Lt. John Bowyer described these conditions at the Miami town of Auglaize on the march to Fallen Timbers in 1794. The luxuriant cornfields he observed were typical of most large woodland Indian settlements encountered during campaigns on the frontier in the late 18th century. Maize in the fields were resource targets for Americans fighting those Indians. General John Sullivan devastated the Iroquois in his summer campaign of 1779, burning thousands of acres of corn and forcing elements of the Six Nations across the Niagara and upon the kindnesses of the British for sustenance.
I decided that if I was going to do a hypothetical campaign on the Western frontier in the 1790's, I needed a big bunch of cornfields. I didn't want to build just a big ol' cornfield to just plop down on the table and then store with difficulty. Rather I wanted something I could morph into different shapes or scatter around, and remove bits of as it was destroyed. I'd seen the very cool cornfields from BTC and reasoned I could make something like that for myself at a more affordable price.
I started with Litko bases. I ordered fifty 40mm square bases. These are heavy enough to hold the "corn" and not move around on the table top. $6.99, plus the ridiculous Litko shipping fee. I also ordered ten packs of 12mm pine stems from This and That 4 Crafts. Those are holiday craft items that look sort of cornish if you fiddle with them.
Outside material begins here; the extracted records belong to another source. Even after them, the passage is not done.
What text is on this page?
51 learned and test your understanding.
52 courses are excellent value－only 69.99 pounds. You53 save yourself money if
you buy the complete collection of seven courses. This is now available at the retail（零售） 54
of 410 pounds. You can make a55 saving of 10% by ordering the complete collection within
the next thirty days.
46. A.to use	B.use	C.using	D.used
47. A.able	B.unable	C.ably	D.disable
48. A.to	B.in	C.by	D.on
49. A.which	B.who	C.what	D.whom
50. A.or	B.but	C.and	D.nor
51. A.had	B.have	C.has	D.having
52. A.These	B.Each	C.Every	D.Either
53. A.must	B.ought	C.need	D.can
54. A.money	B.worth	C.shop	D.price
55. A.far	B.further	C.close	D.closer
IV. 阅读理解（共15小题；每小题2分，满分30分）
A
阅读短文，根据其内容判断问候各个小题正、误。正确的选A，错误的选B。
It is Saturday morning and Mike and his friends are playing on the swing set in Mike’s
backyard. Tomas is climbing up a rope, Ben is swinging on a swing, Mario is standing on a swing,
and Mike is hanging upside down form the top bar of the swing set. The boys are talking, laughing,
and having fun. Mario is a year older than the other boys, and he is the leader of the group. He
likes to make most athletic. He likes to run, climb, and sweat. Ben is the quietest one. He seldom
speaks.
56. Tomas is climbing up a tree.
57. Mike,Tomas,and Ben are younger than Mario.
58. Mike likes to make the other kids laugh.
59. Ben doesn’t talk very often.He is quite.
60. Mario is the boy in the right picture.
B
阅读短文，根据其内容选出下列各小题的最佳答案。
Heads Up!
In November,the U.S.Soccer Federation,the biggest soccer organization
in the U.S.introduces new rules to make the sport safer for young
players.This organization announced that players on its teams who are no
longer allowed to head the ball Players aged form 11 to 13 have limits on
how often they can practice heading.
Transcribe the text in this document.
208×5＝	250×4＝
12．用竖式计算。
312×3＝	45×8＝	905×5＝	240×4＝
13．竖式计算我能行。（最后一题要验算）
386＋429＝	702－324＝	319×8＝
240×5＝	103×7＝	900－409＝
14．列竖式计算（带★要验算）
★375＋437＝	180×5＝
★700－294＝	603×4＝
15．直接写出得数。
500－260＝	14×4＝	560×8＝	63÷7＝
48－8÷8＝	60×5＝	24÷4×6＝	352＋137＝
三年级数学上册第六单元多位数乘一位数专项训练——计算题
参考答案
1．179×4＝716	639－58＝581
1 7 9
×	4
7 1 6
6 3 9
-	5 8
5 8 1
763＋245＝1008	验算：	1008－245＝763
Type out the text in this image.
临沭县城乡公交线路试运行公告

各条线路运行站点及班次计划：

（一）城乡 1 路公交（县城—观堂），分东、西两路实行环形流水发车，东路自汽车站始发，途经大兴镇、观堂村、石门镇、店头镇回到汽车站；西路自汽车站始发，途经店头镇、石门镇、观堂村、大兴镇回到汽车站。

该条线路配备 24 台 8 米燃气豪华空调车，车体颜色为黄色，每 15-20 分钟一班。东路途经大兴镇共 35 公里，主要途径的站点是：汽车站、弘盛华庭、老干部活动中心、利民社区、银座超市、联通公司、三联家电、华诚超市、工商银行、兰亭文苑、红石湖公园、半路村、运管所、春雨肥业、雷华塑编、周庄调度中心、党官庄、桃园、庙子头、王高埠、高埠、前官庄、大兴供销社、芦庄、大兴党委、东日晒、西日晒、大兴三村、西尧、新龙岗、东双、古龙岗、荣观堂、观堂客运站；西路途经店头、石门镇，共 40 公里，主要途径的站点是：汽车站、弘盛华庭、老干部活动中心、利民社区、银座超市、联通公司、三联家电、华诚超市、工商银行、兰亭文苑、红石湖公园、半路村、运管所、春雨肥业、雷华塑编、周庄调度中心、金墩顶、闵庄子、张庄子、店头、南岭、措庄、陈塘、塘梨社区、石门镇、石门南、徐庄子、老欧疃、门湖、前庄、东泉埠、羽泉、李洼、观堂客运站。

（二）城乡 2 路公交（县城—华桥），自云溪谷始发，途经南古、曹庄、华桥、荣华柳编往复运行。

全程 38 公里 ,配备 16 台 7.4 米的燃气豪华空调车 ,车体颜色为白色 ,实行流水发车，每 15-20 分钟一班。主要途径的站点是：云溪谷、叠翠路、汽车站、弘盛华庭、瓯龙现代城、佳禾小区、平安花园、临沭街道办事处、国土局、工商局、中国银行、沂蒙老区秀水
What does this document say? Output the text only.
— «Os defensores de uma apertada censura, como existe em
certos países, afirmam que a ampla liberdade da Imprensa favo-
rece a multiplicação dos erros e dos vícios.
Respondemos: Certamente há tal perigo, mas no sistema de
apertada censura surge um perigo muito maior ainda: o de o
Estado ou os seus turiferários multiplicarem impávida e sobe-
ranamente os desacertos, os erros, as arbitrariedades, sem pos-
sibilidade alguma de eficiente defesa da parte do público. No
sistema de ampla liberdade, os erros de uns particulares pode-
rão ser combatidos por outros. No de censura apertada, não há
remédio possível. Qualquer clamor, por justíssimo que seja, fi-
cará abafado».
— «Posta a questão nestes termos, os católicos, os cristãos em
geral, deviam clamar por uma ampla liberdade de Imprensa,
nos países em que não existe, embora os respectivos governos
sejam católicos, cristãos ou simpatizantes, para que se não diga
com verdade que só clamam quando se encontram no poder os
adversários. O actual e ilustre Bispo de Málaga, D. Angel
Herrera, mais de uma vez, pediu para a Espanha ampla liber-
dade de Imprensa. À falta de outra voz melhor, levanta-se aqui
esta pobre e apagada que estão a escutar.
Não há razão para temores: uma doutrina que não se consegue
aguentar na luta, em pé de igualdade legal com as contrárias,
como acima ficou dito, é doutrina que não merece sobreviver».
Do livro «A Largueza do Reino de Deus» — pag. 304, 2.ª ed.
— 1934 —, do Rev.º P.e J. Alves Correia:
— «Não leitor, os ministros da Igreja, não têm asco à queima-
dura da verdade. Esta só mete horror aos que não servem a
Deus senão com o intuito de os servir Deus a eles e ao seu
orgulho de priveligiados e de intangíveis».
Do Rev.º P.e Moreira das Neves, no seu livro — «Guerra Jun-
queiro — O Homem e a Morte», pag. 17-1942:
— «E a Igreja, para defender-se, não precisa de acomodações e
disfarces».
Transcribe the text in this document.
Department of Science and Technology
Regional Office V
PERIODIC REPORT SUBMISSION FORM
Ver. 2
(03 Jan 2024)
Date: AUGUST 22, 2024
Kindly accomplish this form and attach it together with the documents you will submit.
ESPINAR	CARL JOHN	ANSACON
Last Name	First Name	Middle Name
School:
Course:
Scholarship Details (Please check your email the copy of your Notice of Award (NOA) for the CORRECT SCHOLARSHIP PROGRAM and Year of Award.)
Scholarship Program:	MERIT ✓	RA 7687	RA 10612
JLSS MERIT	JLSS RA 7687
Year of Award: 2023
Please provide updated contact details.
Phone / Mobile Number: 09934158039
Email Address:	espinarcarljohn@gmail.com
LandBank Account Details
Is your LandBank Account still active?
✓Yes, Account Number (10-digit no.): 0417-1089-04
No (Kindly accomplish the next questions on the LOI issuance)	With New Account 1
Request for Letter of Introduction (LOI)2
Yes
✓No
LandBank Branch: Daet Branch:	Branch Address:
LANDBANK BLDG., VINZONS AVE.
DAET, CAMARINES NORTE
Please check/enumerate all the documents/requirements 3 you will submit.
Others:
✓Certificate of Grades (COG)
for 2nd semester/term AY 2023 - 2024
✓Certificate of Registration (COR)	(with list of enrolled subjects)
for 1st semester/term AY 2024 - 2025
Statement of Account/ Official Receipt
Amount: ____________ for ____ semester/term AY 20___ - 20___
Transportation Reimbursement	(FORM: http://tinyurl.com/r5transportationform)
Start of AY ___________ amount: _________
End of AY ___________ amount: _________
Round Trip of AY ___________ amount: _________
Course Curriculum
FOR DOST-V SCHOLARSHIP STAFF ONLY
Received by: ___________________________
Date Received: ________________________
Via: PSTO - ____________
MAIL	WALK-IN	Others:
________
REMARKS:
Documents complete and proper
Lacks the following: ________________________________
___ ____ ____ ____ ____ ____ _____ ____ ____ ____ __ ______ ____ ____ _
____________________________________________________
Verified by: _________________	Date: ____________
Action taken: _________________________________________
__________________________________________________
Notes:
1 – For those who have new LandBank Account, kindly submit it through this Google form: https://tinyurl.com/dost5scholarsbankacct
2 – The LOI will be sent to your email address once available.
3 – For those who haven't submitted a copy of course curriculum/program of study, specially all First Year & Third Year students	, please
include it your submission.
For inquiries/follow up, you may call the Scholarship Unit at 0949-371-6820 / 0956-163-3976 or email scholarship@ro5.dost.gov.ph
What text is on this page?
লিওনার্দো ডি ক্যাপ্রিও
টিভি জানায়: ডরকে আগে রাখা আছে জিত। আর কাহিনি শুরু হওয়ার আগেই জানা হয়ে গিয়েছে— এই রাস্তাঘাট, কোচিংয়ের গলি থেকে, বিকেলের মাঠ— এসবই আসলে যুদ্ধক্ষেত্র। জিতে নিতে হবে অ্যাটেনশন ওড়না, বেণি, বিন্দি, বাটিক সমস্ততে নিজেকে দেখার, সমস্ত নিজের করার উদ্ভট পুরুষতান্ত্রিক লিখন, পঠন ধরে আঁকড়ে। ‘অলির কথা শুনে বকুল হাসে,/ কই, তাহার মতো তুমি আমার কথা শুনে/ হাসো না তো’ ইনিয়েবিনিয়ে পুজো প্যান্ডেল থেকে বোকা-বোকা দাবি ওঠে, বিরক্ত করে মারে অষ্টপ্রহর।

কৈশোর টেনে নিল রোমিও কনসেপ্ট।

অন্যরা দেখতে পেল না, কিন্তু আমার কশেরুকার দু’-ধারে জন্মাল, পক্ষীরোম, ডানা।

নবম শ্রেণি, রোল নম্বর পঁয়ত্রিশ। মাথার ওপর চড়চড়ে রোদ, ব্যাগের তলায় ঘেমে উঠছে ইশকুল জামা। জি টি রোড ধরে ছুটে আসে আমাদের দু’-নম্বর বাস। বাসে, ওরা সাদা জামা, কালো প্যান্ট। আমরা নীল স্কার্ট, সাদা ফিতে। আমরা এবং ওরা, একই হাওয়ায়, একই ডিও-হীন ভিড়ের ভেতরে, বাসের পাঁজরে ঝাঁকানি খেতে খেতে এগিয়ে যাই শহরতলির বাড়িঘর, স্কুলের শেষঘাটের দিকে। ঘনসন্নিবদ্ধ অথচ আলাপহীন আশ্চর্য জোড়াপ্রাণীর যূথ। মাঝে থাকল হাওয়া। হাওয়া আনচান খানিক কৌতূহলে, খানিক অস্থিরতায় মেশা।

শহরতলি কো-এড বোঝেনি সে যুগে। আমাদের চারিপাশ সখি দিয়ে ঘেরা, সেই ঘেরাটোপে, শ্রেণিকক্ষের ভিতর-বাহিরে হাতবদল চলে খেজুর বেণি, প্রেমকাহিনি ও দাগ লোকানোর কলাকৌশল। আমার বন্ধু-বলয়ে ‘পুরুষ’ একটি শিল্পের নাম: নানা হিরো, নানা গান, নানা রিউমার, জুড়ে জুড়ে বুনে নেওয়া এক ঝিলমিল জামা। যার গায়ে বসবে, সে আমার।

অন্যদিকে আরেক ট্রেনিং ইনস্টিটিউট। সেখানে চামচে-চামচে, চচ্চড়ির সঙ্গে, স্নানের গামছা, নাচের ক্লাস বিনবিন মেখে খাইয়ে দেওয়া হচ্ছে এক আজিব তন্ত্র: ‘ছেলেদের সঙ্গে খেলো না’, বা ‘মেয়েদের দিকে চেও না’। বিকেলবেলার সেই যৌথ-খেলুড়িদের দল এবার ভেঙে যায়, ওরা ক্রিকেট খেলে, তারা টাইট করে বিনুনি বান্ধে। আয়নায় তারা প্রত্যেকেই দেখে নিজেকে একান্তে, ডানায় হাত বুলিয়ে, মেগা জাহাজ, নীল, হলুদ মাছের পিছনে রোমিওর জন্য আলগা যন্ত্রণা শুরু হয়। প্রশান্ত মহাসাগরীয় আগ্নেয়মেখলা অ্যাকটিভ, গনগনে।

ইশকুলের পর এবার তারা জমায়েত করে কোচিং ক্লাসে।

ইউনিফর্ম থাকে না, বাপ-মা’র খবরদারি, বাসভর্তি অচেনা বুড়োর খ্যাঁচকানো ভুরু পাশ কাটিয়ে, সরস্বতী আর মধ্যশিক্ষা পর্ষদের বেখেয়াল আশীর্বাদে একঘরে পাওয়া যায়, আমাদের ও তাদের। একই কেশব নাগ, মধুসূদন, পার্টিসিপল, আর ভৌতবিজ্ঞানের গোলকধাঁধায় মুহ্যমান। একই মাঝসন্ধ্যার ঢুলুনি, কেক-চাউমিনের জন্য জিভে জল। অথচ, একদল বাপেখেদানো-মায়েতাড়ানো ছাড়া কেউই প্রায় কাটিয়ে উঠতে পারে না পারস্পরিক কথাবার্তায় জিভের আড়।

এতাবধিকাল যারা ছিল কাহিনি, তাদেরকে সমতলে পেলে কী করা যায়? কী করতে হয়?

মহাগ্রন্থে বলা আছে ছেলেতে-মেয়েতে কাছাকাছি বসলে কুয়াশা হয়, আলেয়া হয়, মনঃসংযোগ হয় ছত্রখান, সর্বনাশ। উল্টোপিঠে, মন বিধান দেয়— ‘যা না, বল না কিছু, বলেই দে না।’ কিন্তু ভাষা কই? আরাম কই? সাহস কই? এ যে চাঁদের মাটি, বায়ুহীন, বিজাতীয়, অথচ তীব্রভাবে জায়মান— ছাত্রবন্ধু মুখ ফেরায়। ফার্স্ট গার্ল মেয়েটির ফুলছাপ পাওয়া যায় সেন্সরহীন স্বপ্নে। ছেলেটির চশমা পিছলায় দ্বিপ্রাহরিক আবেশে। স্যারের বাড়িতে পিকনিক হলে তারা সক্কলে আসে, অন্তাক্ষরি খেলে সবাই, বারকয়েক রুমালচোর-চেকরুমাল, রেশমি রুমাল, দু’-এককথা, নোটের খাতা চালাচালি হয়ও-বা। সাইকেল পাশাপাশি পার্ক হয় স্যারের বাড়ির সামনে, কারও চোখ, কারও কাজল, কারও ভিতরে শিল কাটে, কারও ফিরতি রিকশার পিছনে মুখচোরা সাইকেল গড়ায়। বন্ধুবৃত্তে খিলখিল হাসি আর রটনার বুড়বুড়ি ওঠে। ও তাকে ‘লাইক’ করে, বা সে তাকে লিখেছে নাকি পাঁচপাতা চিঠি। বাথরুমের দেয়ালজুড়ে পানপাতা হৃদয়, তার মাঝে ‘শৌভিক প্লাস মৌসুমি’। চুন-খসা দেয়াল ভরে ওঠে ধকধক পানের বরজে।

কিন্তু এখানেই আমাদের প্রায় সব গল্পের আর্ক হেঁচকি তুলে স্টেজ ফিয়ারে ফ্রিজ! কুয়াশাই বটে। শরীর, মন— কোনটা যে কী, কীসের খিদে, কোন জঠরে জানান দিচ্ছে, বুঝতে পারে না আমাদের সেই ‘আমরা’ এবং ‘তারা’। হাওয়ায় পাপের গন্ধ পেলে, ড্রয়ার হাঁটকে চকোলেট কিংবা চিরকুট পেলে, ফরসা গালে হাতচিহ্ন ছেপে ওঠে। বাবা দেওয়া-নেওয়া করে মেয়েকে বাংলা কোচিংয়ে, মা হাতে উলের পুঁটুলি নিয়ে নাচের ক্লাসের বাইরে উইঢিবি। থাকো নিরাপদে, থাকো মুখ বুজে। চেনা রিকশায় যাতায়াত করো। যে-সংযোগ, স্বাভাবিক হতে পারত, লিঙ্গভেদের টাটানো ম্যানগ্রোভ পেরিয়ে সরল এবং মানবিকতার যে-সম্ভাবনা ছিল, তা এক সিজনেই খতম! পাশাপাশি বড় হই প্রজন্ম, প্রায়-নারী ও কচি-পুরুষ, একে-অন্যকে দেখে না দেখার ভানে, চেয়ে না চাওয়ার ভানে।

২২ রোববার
Ten packs of 15 pine stems was just over ten bucks with shipping.
|12mm pine stems from This and That 4 Crafts. They were cheap, and the size was about right. Also available in 20mm (refers to circumference) which seemed too large. There would be lots of trimming.|
|Litko bases and trimmed pine stem ready to go. 40mm worked for me. That's the width of two individually mounted figures or one Regimental Fire and Fury base.|
|I've used Liquitex modeling paste as basing material in the past. It's easy to work with, dries fast, but isn't particularly cheap. However, I thought it was the best material for this project.|
|My first base ready to receive corn stalks.|
|Voila, a close up of corn fields. There's more I could do if I wanted. Paint some of the leaves yellow to look like corn ears, or finish the base edges with Woodland Scenics material. I haven't decided.|
Step four, finally, glue your pine stems into the holes. I make sure to remove some of the very bottom leaves to expose the wire and put a tiny drop of CA glue in the hole. It usually sets up right away and you can move along.
I finished six squares of corn in a couple of hours of not very intense work. I hope to have about forty squares or so which takes up a LOT of space on the board. This is the first of my terrain projects for Chickasaw Bluffs.